Enhancements to crop morphology, such as the semi-dwarfing that helped drive the green revolution, are often driven by changes in gene expression. These are challenging to translate across species, which slows the rate of crop improvement. Synthetic transcription factors (SynTFs) offer a rapid alternative to generate targeted alterations to gene expression. However, the complexity of developmental pathways makes it unclear how to best apply them to predictably engineer morphology. In this work, we explore whether mathematical modeling can guide SynTF-based gene expression modulation to help elucidate the design principles of engineering organ size. We targeted genes in the phytohormone, gibberellin (GA), signaling pathway, which is a central regulator of cell expansion. We demonstrate that modulation of GA signaling gene expression can generate consistent dwarfing across tissues and environments in Arabidopsis thaliana , and that the degree of dwarfing is dependent on the strength of regulation, as predicted by modeling.
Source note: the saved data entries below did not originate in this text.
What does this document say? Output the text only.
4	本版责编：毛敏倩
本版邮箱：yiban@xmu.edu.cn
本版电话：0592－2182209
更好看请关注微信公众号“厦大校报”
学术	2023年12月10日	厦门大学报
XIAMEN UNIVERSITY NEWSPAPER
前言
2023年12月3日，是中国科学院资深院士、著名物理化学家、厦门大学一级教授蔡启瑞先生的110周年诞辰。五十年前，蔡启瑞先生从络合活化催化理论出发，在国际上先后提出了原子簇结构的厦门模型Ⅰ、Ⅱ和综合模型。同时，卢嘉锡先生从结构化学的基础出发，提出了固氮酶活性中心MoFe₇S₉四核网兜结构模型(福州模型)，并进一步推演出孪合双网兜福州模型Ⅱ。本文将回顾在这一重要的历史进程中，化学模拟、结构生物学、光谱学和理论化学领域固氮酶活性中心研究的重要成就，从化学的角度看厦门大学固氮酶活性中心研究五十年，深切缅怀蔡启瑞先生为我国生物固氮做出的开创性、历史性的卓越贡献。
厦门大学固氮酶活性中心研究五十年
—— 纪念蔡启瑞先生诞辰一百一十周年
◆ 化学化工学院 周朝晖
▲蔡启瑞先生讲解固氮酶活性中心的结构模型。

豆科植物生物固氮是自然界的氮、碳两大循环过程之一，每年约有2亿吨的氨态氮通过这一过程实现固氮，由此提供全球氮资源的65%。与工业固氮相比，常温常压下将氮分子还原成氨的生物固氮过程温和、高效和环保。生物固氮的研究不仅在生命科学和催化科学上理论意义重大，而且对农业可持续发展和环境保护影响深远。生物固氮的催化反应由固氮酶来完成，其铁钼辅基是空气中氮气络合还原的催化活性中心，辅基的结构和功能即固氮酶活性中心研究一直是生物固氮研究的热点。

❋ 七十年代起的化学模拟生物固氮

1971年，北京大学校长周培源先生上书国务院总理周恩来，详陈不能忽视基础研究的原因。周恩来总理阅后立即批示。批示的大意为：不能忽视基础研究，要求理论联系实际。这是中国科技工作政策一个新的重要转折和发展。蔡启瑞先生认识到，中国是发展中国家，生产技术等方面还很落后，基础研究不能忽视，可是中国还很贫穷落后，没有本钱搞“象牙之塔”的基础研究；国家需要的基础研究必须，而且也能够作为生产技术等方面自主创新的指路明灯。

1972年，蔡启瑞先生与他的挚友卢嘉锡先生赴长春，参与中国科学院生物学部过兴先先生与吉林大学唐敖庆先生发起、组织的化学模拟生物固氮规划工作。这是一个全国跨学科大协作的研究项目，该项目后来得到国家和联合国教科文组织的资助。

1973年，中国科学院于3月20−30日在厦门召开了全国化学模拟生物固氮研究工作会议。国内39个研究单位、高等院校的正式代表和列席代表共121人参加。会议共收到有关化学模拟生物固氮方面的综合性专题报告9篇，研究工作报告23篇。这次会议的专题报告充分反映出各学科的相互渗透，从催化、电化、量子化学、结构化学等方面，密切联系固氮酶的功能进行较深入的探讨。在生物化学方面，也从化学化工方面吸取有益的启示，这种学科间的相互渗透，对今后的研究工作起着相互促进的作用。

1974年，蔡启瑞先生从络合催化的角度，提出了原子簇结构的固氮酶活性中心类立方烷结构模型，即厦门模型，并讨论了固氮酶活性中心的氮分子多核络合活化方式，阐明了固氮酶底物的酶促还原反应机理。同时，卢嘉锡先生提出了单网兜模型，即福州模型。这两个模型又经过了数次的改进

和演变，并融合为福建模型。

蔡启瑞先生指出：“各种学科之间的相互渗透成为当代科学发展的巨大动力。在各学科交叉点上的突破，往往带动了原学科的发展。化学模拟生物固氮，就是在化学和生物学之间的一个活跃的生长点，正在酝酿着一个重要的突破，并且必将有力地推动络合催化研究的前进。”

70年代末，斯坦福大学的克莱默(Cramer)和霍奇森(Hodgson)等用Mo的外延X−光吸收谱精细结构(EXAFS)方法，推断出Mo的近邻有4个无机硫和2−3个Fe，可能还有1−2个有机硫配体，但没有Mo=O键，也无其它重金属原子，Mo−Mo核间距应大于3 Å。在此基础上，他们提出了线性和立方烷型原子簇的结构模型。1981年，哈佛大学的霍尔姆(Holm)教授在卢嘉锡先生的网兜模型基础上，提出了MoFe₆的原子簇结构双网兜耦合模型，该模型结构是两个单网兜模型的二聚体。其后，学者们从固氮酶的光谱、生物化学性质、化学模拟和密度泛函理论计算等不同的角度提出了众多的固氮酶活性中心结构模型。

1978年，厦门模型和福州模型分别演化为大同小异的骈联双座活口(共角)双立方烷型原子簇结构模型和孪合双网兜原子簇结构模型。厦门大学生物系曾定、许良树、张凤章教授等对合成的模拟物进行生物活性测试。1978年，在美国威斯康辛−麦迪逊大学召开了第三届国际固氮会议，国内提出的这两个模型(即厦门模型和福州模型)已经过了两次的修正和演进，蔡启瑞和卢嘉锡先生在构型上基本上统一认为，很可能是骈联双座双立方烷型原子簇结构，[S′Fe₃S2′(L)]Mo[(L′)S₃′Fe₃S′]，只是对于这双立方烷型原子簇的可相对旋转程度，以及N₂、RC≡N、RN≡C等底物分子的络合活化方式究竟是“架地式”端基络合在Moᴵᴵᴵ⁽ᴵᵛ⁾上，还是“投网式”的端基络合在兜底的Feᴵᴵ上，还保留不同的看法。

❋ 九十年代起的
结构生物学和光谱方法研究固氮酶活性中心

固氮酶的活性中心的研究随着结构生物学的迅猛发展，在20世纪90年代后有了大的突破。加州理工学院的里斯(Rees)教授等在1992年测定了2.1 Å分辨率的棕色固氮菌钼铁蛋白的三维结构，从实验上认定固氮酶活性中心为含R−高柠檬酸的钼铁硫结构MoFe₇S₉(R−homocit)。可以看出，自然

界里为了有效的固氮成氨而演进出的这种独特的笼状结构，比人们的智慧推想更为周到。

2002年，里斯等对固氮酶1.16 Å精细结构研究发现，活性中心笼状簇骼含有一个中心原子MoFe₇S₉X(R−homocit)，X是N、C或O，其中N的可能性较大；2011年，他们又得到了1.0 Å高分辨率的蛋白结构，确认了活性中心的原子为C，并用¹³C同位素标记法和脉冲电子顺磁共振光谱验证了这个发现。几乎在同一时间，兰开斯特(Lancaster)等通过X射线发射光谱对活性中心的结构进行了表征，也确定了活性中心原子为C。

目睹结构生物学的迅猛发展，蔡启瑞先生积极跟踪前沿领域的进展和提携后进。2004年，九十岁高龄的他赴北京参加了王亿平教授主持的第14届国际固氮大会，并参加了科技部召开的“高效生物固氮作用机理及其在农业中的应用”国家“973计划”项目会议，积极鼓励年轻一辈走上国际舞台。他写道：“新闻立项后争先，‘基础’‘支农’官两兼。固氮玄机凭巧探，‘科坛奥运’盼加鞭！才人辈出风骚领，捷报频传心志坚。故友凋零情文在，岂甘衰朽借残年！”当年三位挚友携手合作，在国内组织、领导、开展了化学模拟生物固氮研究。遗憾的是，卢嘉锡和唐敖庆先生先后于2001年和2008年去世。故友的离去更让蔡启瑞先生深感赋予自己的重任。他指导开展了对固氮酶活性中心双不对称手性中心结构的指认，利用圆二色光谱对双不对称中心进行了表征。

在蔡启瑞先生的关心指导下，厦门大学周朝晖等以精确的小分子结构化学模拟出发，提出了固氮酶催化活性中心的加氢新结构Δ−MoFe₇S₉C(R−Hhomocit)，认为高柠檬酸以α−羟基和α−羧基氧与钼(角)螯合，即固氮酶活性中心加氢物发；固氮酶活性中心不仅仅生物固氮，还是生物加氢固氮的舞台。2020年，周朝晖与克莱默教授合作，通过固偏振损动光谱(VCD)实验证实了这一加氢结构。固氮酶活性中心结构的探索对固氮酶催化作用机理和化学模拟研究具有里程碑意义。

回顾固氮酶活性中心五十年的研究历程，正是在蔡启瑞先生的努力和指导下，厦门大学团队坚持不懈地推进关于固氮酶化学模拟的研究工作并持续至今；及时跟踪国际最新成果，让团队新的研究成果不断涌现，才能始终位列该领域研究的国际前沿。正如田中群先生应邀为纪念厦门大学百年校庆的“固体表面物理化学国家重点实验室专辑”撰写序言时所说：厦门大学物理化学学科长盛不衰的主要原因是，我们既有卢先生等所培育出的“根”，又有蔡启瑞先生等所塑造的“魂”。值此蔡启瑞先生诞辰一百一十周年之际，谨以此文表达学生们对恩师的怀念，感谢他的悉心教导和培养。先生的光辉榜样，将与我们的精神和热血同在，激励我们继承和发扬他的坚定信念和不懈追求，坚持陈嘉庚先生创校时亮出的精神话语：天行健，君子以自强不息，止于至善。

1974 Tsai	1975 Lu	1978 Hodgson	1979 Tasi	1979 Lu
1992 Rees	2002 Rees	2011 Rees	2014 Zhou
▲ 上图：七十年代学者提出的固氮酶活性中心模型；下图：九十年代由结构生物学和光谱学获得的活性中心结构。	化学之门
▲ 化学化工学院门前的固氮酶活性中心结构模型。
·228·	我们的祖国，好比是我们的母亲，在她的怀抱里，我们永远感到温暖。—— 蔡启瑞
We further validate the model’s predictive power by demonstrating its capacity to predict the qualitative impacts of different regulatory architectures for engineering organ size. Additionally, we develop expression parameterized models to quantitatively predict organ size and elucidate how temperature will affect growth. Finally, we show that these insights can be generalized for engineering organ size in tomato ( Solanum lycopersicum ). This work creates a framework for predictable engineering of an agriculturally important trait across tissues and plant species. It also serves as a proof-of-concept for how mathematical models can guide SynTF-based alterations in gene expression to enable bottom-up design of plant phenotypes.

Significance Statement

While traditional breeding approaches have identified mutations that enhance crop performance via targeted gene expression changes, these are not easily translated across varieties and species. Synthetic transcription factors (SynTFs) offer an avenue to generate such changes de novo , but the optimal regulatory architectures necessary to generate desired phenotypes remain unclear. We demonstrate how mathematical models can be used to guide SynTF deployment and elucidate the design principles for engineering organ size, an agriculturally important trait, via modulation of gibberellin signaling. In addition to revealing regulatory architectures that can consistently increase or decrease organ size across a range of tissues, environments, and plant species, this work demonstrates how model-guided SynTF-based modulation of gene dosage can be used to predictably engineer plants.